Un point intéressant à soulever ici, c’est que dans ce cas de figure, le responsable du site est en train d’offrir un audit accessibilité à son prestataire. Il peut donc être judicieux de jeter un œil sur le contrat avec son prestataire afin de voir s’il y a une clause qui prévoit la responsabilité de l’accessibilité du contenu tiers. Si cette clause n’existe pas, je vous encourage vivement à la rajouter lors du prochain contrat, avec obligation de résultat ou transfert des responsabilités en cas d’action en justice par un utilisateur sur le périmètre du contrat.

Que faire d’un contenu tiers dans le cadre d’une conformité WCAG ?

WCAG contient également cette notion de contrôle :

In addition, the following would also be true of uncontrolled content that is described in the statement of partial conformance:

  • It is not content that is under the author’s control.
  • It is described in a way that users can identify (e.g., they cannot be described as “all parts that we do not control” unless they are clearly marked as such.)

Source : https://www.w3.org/TR/WCAG21/#conformance-partial

On retrouve la logique de “contenu exempté” du RGAA, si le contenu tiers n’est pas sous le contrôle du responsable du site alors on peut indiquer une “conformité partielle” en identifiant précisément ce contenu tiers.

À l’inverse si ce contenu est sous le contrôle du responsable du site (au hasard un bandeau cookie) alors il s’agira de la même logique que pour le RGAA, à savoir, selon votre capacité de personnalisation du contenu tiers :

  1. identifier les non conformités uniquement, pas de solution (et prévoir une alternative lorsque c’est possible)
  2. identifier les non conformités et indiquer des solutions

Qui doit faire ce choix ?

Qui porte la responsabilité de définir un contenu tiers comme exempté ? dérogé ? ou audité ? Il s’agit du responsable de l’organisme concerné. Si vous êtes accompagnés par une société spécialisée en accessibilité numérique, elle devra jouer son rôle de conseil afin de vous aiguiller au mieux mais elle ne pourra pas prendre cette décision à votre place.

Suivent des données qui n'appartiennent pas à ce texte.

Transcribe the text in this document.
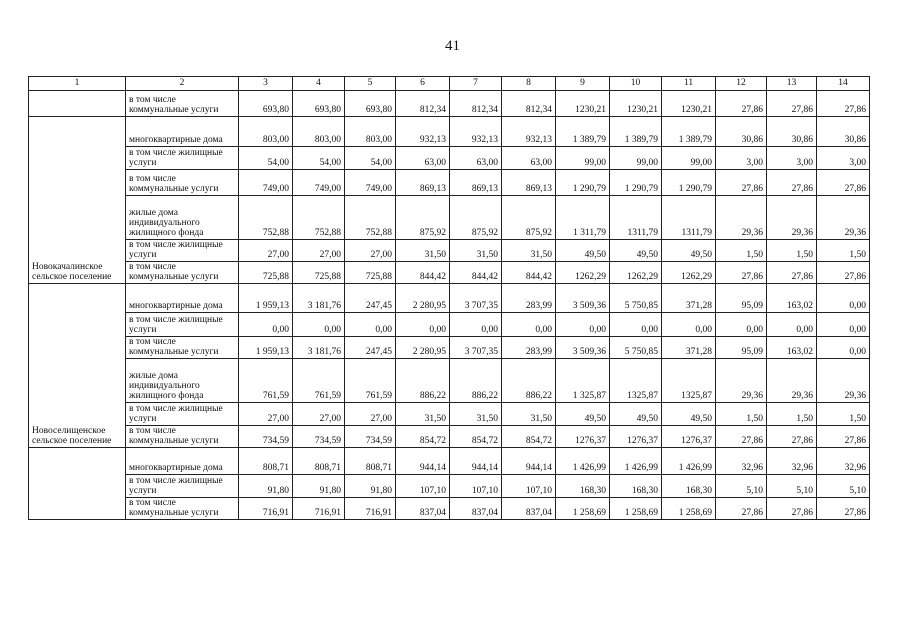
41
1	2	3	4	5	6	7	8	9	10	11	12	13	14
	в том числе коммунальные услуги	693,80	693,80	693,80	812,34	812,34	812,34	1230,21	1230,21	1230,21	27,86	27,86	27,86
Новокачалинское сельское поселение	многоквартирные дома	803,00	803,00	803,00	932,13	932,13	932,13	1 389,79	1 389,79	1 389,79	30,86	30,86	30,86
	в том числе жилищные услуги	54,00	54,00	54,00	63,00	63,00	63,00	99,00	99,00	99,00	3,00	3,00	3,00
	в том числе коммунальные услуги	749,00	749,00	749,00	869,13	869,13	869,13	1 290,79	1 290,79	1 290,79	27,86	27,86	27,86
	жилые дома индивидуального жилищного фонда	752,88	752,88	752,88	875,92	875,92	875,92	1 311,79	1311,79	1311,79	29,36	29,36	29,36
	в том числе жилищные услуги	27,00	27,00	27,00	31,50	31,50	31,50	49,50	49,50	49,50	1,50	1,50	1,50
	в том числе коммунальные услуги	725,88	725,88	725,88	844,42	844,42	844,42	1262,29	1262,29	1262,29	27,86	27,86	27,86
Новоселищенское сельское поселение	многоквартирные дома	1 959,13	3 181,76	247,45	2 280,95	3 707,35	283,99	3 509,36	5 750,85	371,28	95,09	163,02	0,00
	в том числе жилищные услуги	0,00	0,00	0,00	0,00	0,00	0,00	0,00	0,00	0,00	0,00	0,00	0,00
	в том числе коммунальные услуги	1 959,13	3 181,76	247,45	2 280,95	3 707,35	283,99	3 509,36	5 750,85	371,28	95,09	163,02	0,00
	жилые дома индивидуального жилищного фонда	761,59	761,59	761,59	886,22	886,22	886,22	1 325,87	1325,87	1325,87	29,36	29,36	29,36
	в том числе жилищные услуги	27,00	27,00	27,00	31,50	31,50	31,50	49,50	49,50	49,50	1,50	1,50	1,50
	в том числе коммунальные услуги	734,59	734,59	734,59	854,72	854,72	854,72	1276,37	1276,37	1276,37	27,86	27,86	27,86
	многоквартирные дома	808,71	808,71	808,71	944,14	944,14	944,14	1 426,99	1 426,99	1 426,99	32,96	32,96	32,96
	в том числе жилищные услуги	91,80	91,80	91,80	107,10	107,10	107,10	168,30	168,30	168,30	5,10	5,10	5,10
	в том числе коммунальные услуги	716,91	716,91	716,91	837,04	837,04	837,04	1 258,69	1 258,69	1 258,69	27,86	27,86	27,86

Pour aider à cette prise de décision, il me semble important de garder en tête que lorsqu’un utilisateur se trouve sur votre site et / ou application mobile, c’est l’ensemble des contenus, services et fonctionnalités qui vont définir si son expérience utilisateur est plutôt bonne ou mauvaise. De même, c’est cet ensemble qui déterminera le niveau d’accessibilité. Exempter les contenus tiers qui sont sous votre contrôle me semble une mauvaise stratégie, mais comme dit plus haut, c’est votre responsabilité.